A shiver just ran down my spine. My hands are tingling from wrist to fingers, leaving the tops red and sensitive. It's freezing outside, yet I feel like I'm supposed to be here, sit here on the swing once again. I'm wearing two shirts and have two huge vests covering them, but the cold is still creeping in through the fabric slowly. My arms are beginning to ache and I'm more than glad I still wear a hat everyday. One cloud of breath shows the actual freezing cold mingling with my warm breath, and it gets colder inside each time I suck new oxygen in. It's overwhelming, and my lungs can barely stand what they're being put up with right now, but I'm trying to think of you here, Bill. Trying to get you to warm me up just a little, even if my skin will still feel just as cold – I can hardly even breath anymore, so embrace my heart, please?
I'm intended to let you know more how I feel. Not as in sad or angry or lucky. That's just one word outlining something that might even be a whole damn book. Really, I can do better. I'm not very much of a poet, but I'm sure learning. You've given me a lot of spare time, so I might as well spend it on you as I always have done.
I still miss you more than yesterday. It makes me feel kind of lame. But pretty normal on the other hand. Everything and everyone just seems to keep reminding me, even though I never even forgot. I dare to speak to you, tell you stuff and make up your answers as I do. I haven't spoken of you in a long time and even though I might not seem to be bothered by that much, it's hard to even just hold in a joke about you I would've normally been easily prepared for to crack. It's not saying it that makes it difficult for me, it's more that I never know how people are going to respond (they used to just laugh, you know, it used to be as simple as that) and the fact that I'll have hurt myself right after makes it all the more tough. Making fun of something as serious as you, should've been scarier when you were still here to slap me in the face, but now you're not I've simply gotten too sensitive for it. I'm glum most of the time. People are acting too damn complicated.
You know, I loved how you were never ordinary. Though it always led me back to when you were young. We had a girl coming over to play and she was all 'I want to play Barbie!' and I guess she kind of expected you to get all pissy and try to convince her of how much better all those superhero-dolls were. So it even surprised me when you nodded and got totally excited as Ken came out of the huge bag of barbie-dolls she'd brought with her.
The following evening I just couldn't help myself but to ask why. It never occured to me Ken was like most men, he was obviously a much better example than the big green Hulk other boys were playing with. You had that sense.
'I don't want to be a superhero, I just want to normal.'
Well, you can tell me a lot of things and few of them I might actually believe - but even if that's what you really wanted; you never became normal. You never were. Me being used to you, didn't make you normal, it just made it seem like that for me. Even if who you were, was your obvious definition of what you wanted to be, I still don't think I will ever be able to actually call you that, define you as normal.
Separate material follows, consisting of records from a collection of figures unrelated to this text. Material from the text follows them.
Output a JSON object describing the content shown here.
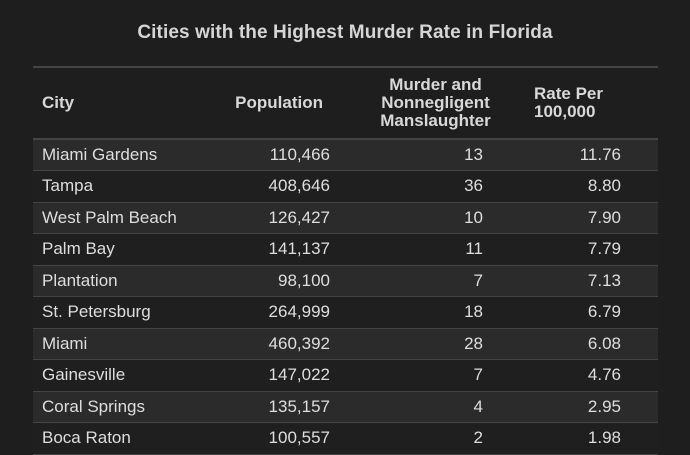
{
  "title": "Cities with the Highest Murder Rate in Florida",
  "table": {
    "headers": {
      "city": "City",
      "population": "Population",
      "murder_line1": "Murder and",
      "murder_line2": "Nonnegligent",
      "murder_line3": "Manslaughter",
      "rate_line1": "Rate Per",
      "rate_line2": "100,000"
    },
    "rows": [
      {
        "city": "Miami Gardens",
        "population": "110,466",
        "murders": "13",
        "rate": "11.76"
      },
      {
        "city": "Tampa",
        "population": "408,646",
        "murders": "36",
        "rate": "8.80"
      },
      {
        "city": "West Palm Beach",
        "population": "126,427",
        "murders": "10",
        "rate": "7.90"
      },
      {
        "city": "Palm Bay",
        "population": "141,137",
        "murders": "11",
        "rate": "7.79"
      },
      {
        "city": "Plantation",
        "population": "98,100",
        "murders": "7",
        "rate": "7.13"
      },
      {
        "city": "St. Petersburg",
        "population": "264,999",
        "murders": "18",
        "rate": "6.79"
      },
      {
        "city": "Miami",
        "population": "460,392",
        "murders": "28",
        "rate": "6.08"
      },
      {
        "city": "Gainesville",
        "population": "147,022",
        "murders": "7",
        "rate": "4.76"
      },
      {
        "city": "Coral Springs",
        "population": "135,157",
        "murders": "4",
        "rate": "2.95"
      },
      {
        "city": "Boca Raton",
        "population": "100,557",
        "murders": "2",
        "rate": "1.98"
      }
    ]
  },
  "colors": {
    "background": "#1e1e1e",
    "row_odd": "#2b2b2b",
    "row_even": "#1f1f1f",
    "border": "#444444",
    "text": "#dedede"
  }
}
Jeez, I'm not even talking about your... hair. Certainly not about your clothing. Hell, like that even mattered to me, I was only your twin brother as far as it concerned your looks. There was just, I don't know... something, I guess. Yeah, it was something - I bet you didn't see that one coming.
I told you I'm no poet.
Anyway, I don't really want to talk about everything before anymore. But I guess everything I'll ever be able to tell you or others about you, will be before, it's too late now to make you a future, not even a present. I'm just saying, you weren't normal. Sorry if that made your bubble burst.
No, to me it hasn't burst yet. You're still floating around like a sailplane, waiting to crash whenever I decide is good for us. I will decide from now on, because I like it that way. I like being in control of things, you know that, because you know more of me than I ever will. So now I'll have to find out all the unknown, everything only you ever kept in mind, before it's too late and you come whirling down on account of a hurricane, other than on mine.
One time Andreas asked me it, whether I ever imagine you're still here, never left, and if it helps when I do. I told him no. You're just for me now, I can't share you any longer. I already feel so out of place. Ever since I was young, I could never quite seem to settle comfortably if we were apart, so the band was just another fortunate luck for me. But it gets to me now, if I'm never going to feel in place and nothing's ever going to feel perfect again – then how long will it actually take for me to sneak back to you? I know I will never be suicidal, but if wanting to feel in place and you being the only person who can make me feel that way will make me that... It just... it frightens me so much. I could never kill myself, and I could never last without you.
It seems like I'm never going to stop babbling about you and how you're not here. It never stops. There's. Just. No. Fucking. End to it. I wish someone else would strike me down so I won't have to deal with this shit any longer.